In general OCR is very good with body text where there are enough cues for the software to work on. Errors still creep in particularly with special characters, for example, English OCR software really doesn't like Latin ligatures and tends to mangle the end of taxon names even though the other characters in the name are accurately identified. Another common problem arises from using male and female symbols in text, made worse because the symbols are normally found in the middle of a very terse description, often full of abbreviations, so devoid of cues for non-specialist software to follow.
Indeed, we gave up on some of our experimental ViBRANT work using parts-of-speech tagging to identify anomalies in OCR text because the OCR was not bad enough.
Sadly OCR does struggle in two very useful sections of a document: the table of contents and the index. Part of the problem lies with a page full of 'funny' words not in the software's dictionary ;-) Then there are other problems usually to do with layout such as non-aligned columns and leading lines which break the OCR accuracy.
> Date: Thu, 20 Jun 2013 14:21:48 +0100
> From: Roderic Page <r.page at bio.gla.ac.uk>
> Subject: Re: [Taxacom] A new way to view taxonomic publications
> To: Donat Agosti <agosti at amnh.org>
> Cc: taxacom taxacom <taxacom at mailman.nhm.ku.edu>
> Message-ID: <3D62E585-50CF-451A-BD62-5CCAE0D779B6 at bio.gla.ac.uk>
> Content-Type: text/plain; charset=windows-1252
> Again, this is repeating myths.
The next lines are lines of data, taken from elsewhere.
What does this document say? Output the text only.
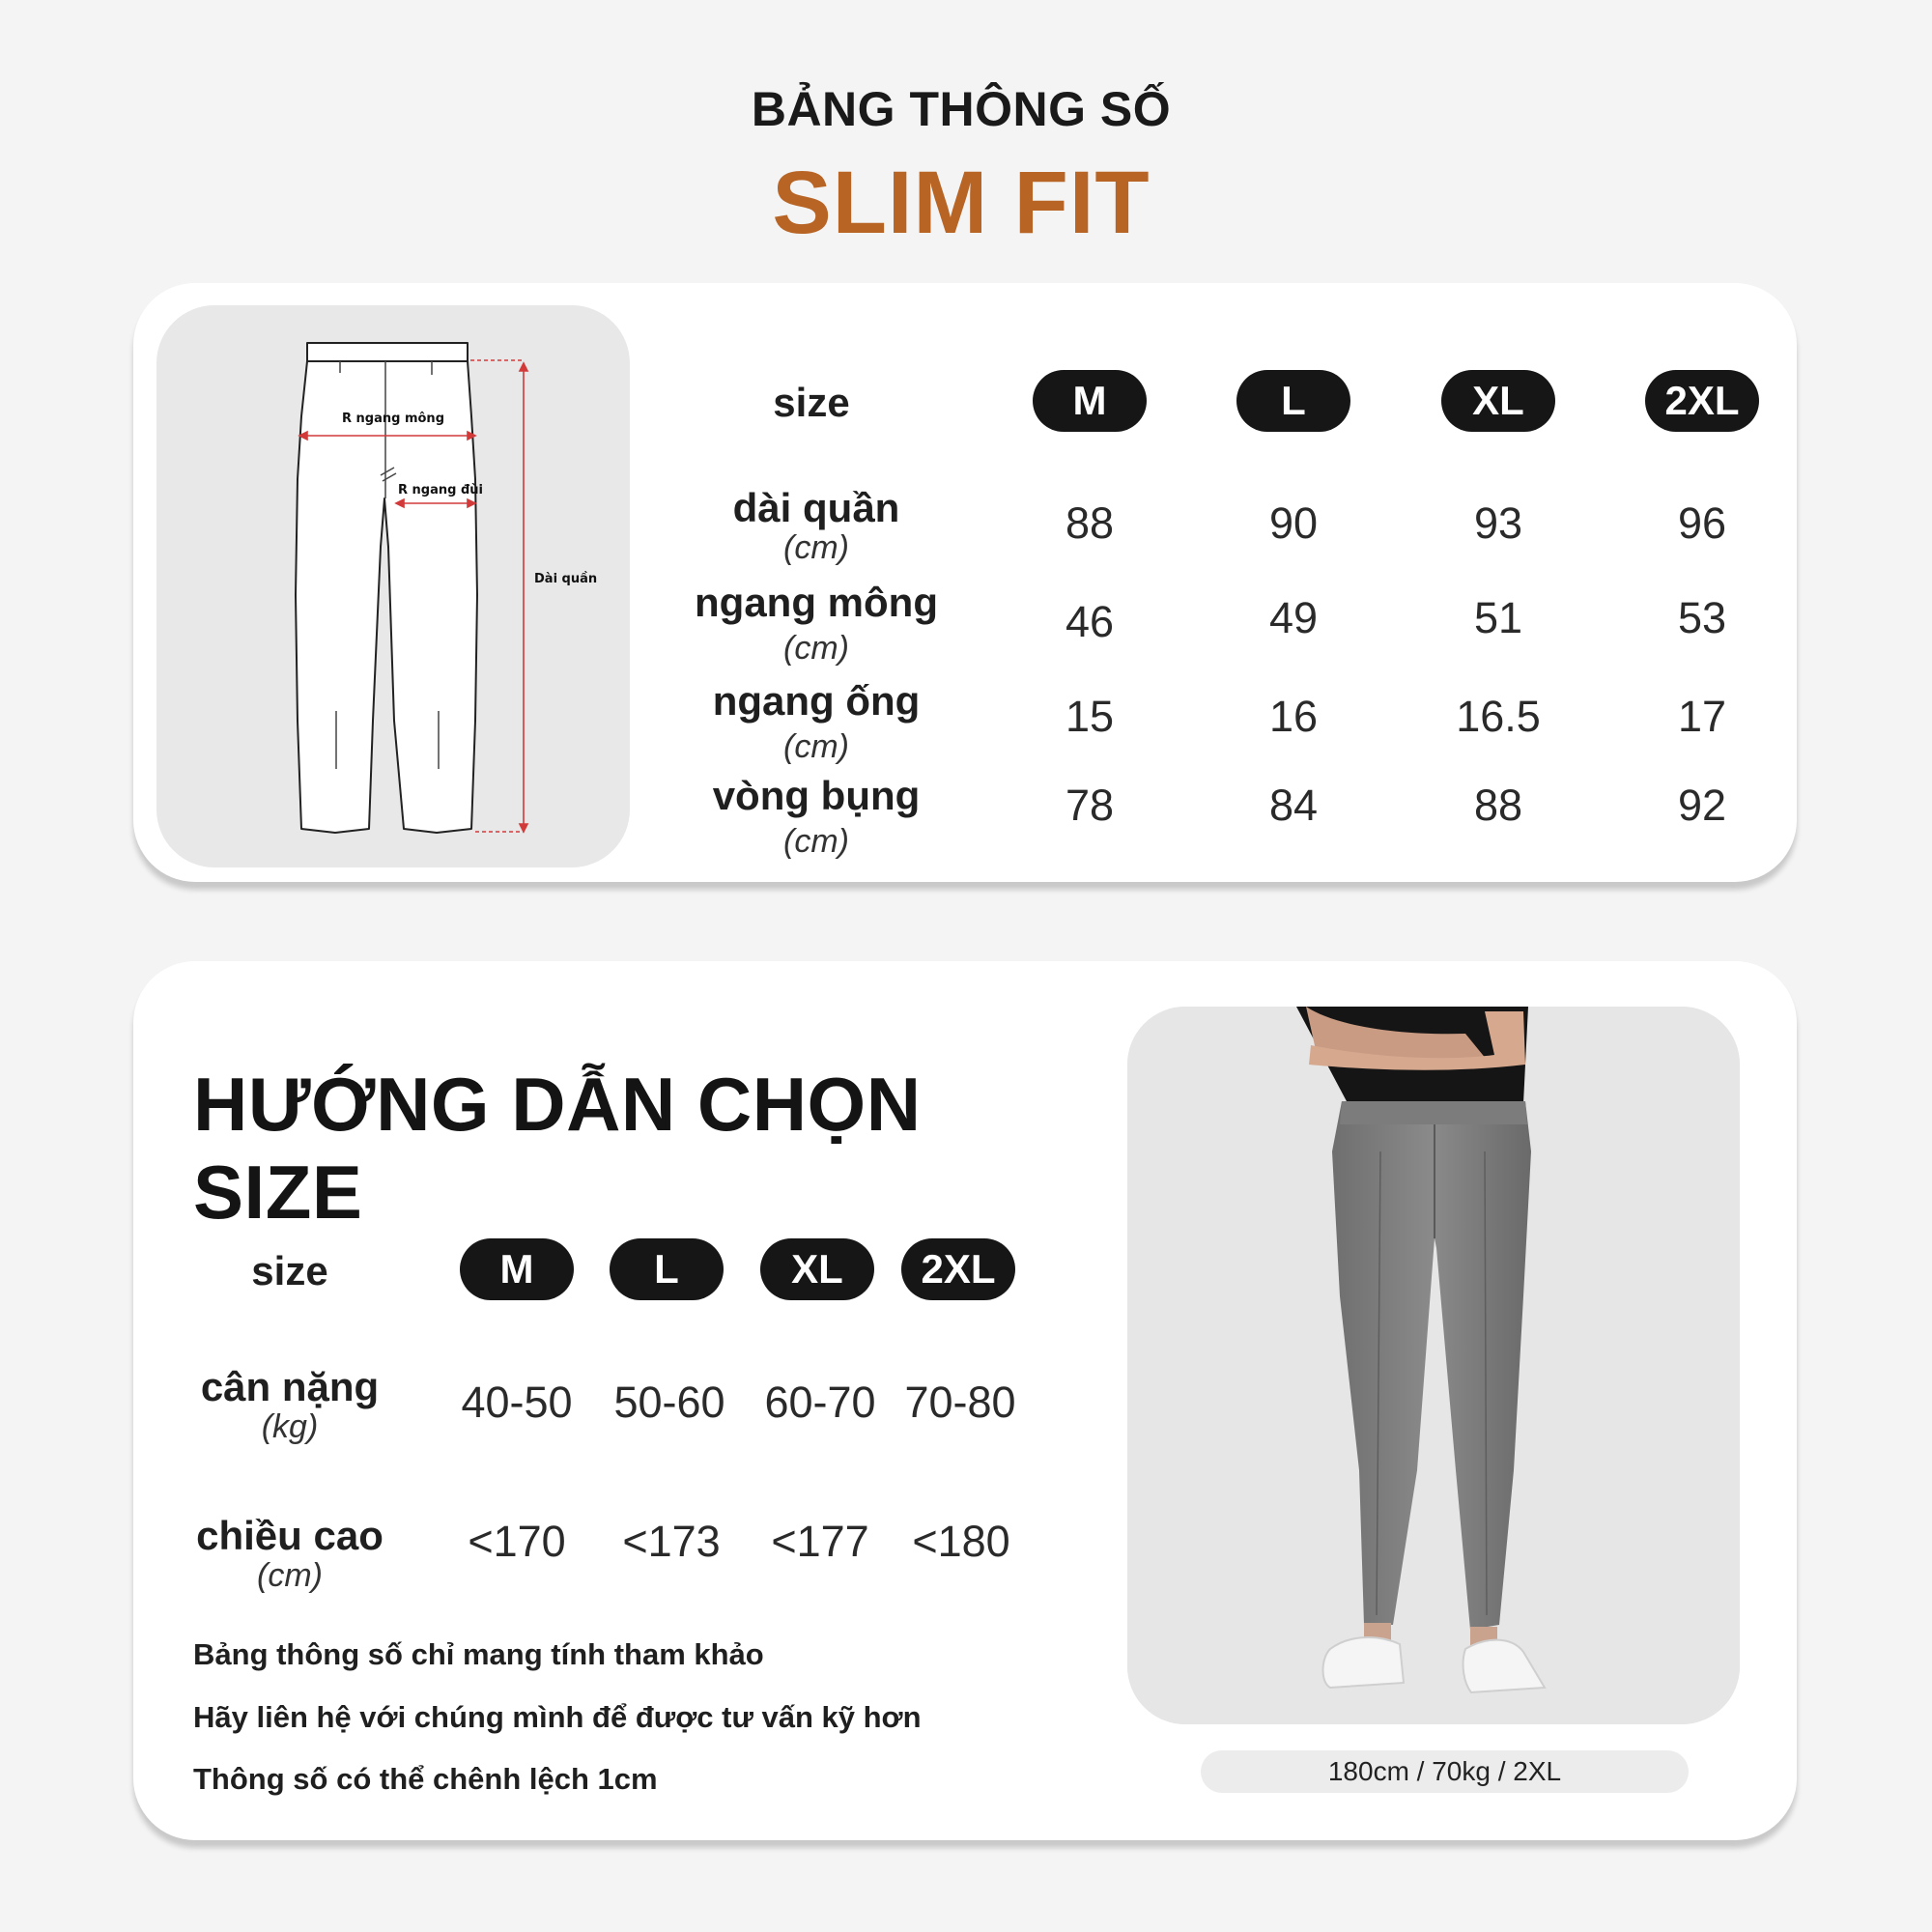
BẢNG THÔNG SỐ
SLIM FIT
R ngang mông
R ngang đùi
Dài quần
size	M	L	XL	2XL
dài quần
(cm)	88	90	93	96
ngang mông
(cm)
46	49	51	53
ngang ống
(cm)
15	16	16.5	17
vòng bụng
(cm)
78	84	88	92
HƯỚNG DẪN CHỌN SIZE
size	M	L	XL	2XL
cân nặng
(kg)	40-50 50-60 60-70 70-80
chiều cao
(cm)
<170	<173	<177 <180
Bảng thông số chỉ mang tính tham khảo
Hãy liên hệ với chúng mình để được tư vấn kỹ hơn
Thông số có thể chênh lệch 1cm	180cm / 70kg / 2XL
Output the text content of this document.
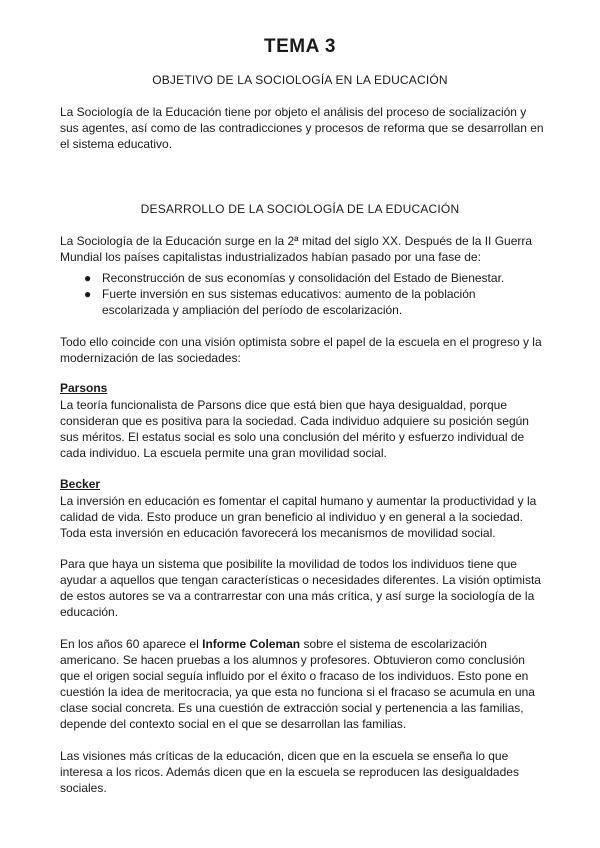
TEMA 3
OBJETIVO DE LA SOCIOLOGÍA EN LA EDUCACIÓN

La Sociología de la Educación tiene por objeto el análisis del proceso de socialización y sus agentes, así como de las contradicciones y procesos de reforma que se desarrollan en el sistema educativo.

DESARROLLO DE LA SOCIOLOGÍA DE LA EDUCACIÓN

La Sociología de la Educación surge en la 2ª mitad del siglo XX. Después de la II Guerra Mundial los países capitalistas industrializados habían pasado por una fase de:

● Reconstrucción de sus economías y consolidación del Estado de Bienestar.
● Fuerte inversión en sus sistemas educativos: aumento de la población escolarizada y ampliación del período de escolarización.

Todo ello coincide con una visión optimista sobre el papel de la escuela en el progreso y la modernización de las sociedades:

Parsons

La teoría funcionalista de Parsons dice que está bien que haya desigualdad, porque consideran que es positiva para la sociedad. Cada individuo adquiere su posición según sus méritos. El estatus social es solo una conclusión del mérito y esfuerzo individual de cada individuo. La escuela permite una gran movilidad social.

Becker

La inversión en educación es fomentar el capital humano y aumentar la productividad y la calidad de vida. Esto produce un gran beneficio al individuo y en general a la sociedad. Toda esta inversión en educación favorecerá los mecanismos de movilidad social.

Para que haya un sistema que posibilite la movilidad de todos los individuos tiene que ayudar a aquellos que tengan características o necesidades diferentes. La visión optimista de estos autores se va a contrarrestar con una más crítica, y así surge la sociología de la educación.

En los años 60 aparece el Informe Coleman sobre el sistema de escolarización americano. Se hacen pruebas a los alumnos y profesores. Obtuvieron como conclusión que el origen social seguía influido por el éxito o fracaso de los individuos. Esto pone en cuestión la idea de meritocracia, ya que esta no funciona si el fracaso se acumula en una clase social concreta. Es una cuestión de extracción social y pertenencia a las familias, depende del contexto social en el que se desarrollan las familias.

Las visiones más críticas de la educación, dicen que en la escuela se enseña lo que interesa a los ricos. Además dicen que en la escuela se reproducen las desigualdades sociales.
The OCR in BHL ranges from excellent in places to crappy in places. If it was uniformly bad we couldn't have indexed it for names, nor would http://biostor.org be possible. The quality is variable, but we can quantify this. We don't control the original OCR, but we can always redo bits if we need to.
> Indexing OCR documents is a well known problem, and there is a wealth of literature of various techniques that can be used (see http://www.mendeley.com/groups/752871/ocr-optical-character-recognition/ for an introduction to the literature ). Why do we simply say OMG the BHL OCR is bad? Why not be scientific , quantify its quality, and exploit the existing technology to improve things?
> I am constantly flummoxed by our community's assumption that it knows what is possible, and what the limit of the state of the art is outside its domain. We have barely scratched the surface of what is possible.